Part of our inability to focus is largely due to our inability to prioritize; we believe that everything deserves our time and attention and we struggle to say no to tasks and other people’s priorities that pull us away from our own.  Buffet asked his personal pilot to go through this exercise to help him to better focus on what mattered most to him.  First, he had him create a list of 25 career goals, then he had him circle his top 5 goals; at this point he had 2 lists, List A, and 20 un-circled items on List B.  Buffet’s pilot, Flint, said we would begin working on List A right away, to which Buffet asked what he would do with List B.

Flint replied, “Well, the top 5 are my primary focus, but the other 20 come in a close second. They are still important so I’ll work on those intermittently as I see fit. They are not as urgent, but I still plan to give them a dedicated effort.”

To which Buffett replied, “No.

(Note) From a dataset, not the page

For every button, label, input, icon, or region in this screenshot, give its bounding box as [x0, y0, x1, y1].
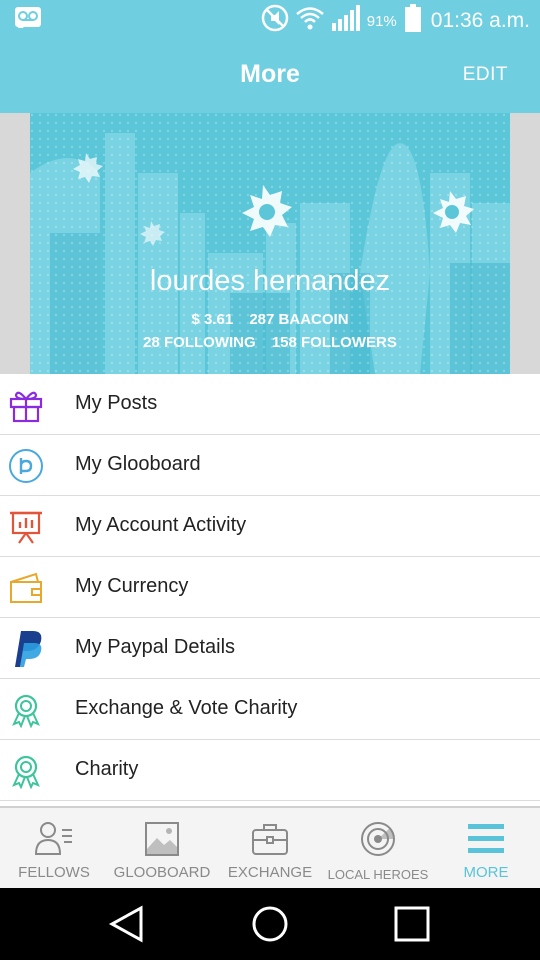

You’ve got it wrong, Mike. Everything you didn’t circle just became your Avoid-At-All-Cost list. No matter what, these things get no attention from you until you’ve succeeded with your top 5.”

 

Be Still

When you’re trying to focus and make headway on a project or a goal, nothing can be more frustrating than tasks that pull you out of “the zone”.  Unfortunately, that zone rarely requires intentionality or your full presence.  In order to get focused rather than busy, we must first get still.  “Mindfulness is about focusing attention on the present moment and practicing mindfulness has been shown to rewire the brain so that attention is stronger in everyday life,” says Kim Willment.

Unplug

Distraction has become our new normal, and our devices are normalizing that distraction.  According to AARP, older Americans have superior attention spans due in large part to their limited interaction with technology during vital years. “When participants in a study at Hokkaido University in Japan performed a task on a computer, those with a phone nearby performed more slowly than those who had a memo pad. Similarly, a single notification on your phone weakens your ability to focus on a task, researchers at Florida State University found. Those notifications may be short, but ‘they can prompt task-irrelevant thoughts, or mind wandering,’ the researchers wrote.”

Even worse? Our inability to unplug is creating anxiety and increased stress levels.  When our bodies are in a physiological state of “fight or flight” we cannot expect to focus on any higher-level thinking or performance for that matter.


While there are simple ways to improve our focus like keeping the room at an optimal temperature (77 degrees according to Cornell University) and chewing gum, the truth is that in order to reap the rewards of our increased ability to focus, we have to first put in the hard work to recalibrate our brains by cutting through the noise of the outside world.  When you establish your focus again, protect and maintain it.  You can only outwork the hardest worker, if you can focus your hard work on the most important goals on List A.